Ariel Burbaickij wrote:
> If I correctly understood your question:
> yes, I do change sort order of packet display
> by using different sorting keys like timestamp
> or number. Use of word filter in this sentence from me:
> "...when I filter on packets' number and then on time..."
> is misleading what is meant is sorting.

Yes - "filter" should be used for display filters, not for sorting, as 
many of us are used to interpret it as referring to display filters.

So what happened was (translating):

>>> Hello all,
>>> following for me somehow unexpected result:
>>> when I sort on packets' number and then on time
>>> results are different and sorting on time produces
>>> not ordered set of packets' numbers but they are
>>> mixed like in e.g. 1, 2, 7, 8, 4,3 etc.
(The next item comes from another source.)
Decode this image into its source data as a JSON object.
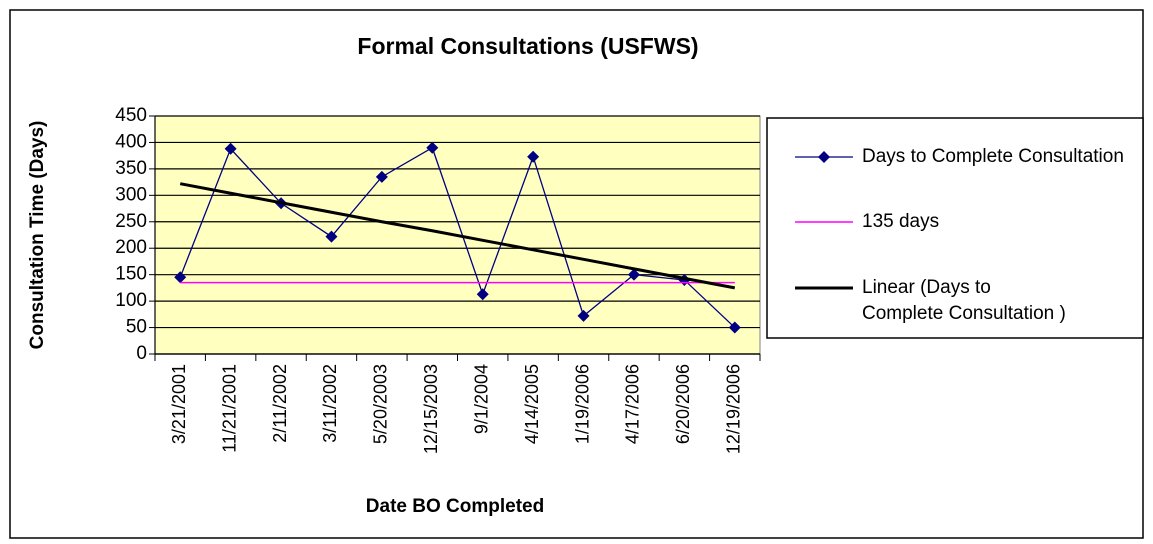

I'm not sure our packet sorting algorithms are stable, so if two packets 
have the same time stamp, sorting by the time stamp might not preserve 
the order they had before that sort.

In addition, as per my earlier mail:

>> Packet capture mechanisms do not necessarily guarantee that the N+1st
>> packet delivered to libpcap has a time stamp >= that of the Nth packet
>> delivered to libpcap - I'd argue that not making such a guarantee
>> (assuming nobody explicitly moves the system clock backwards; if that
>> happens, all bets are off) is a bug, but I think some versions of
>> Linux, for example, are buggy in that sense.

even if all packets have different time stamps, if M > N, packet M might 
not have a larger time stamp than packet N, so sorting by time stamp 
could put the packets in a different order than sorting by packet number.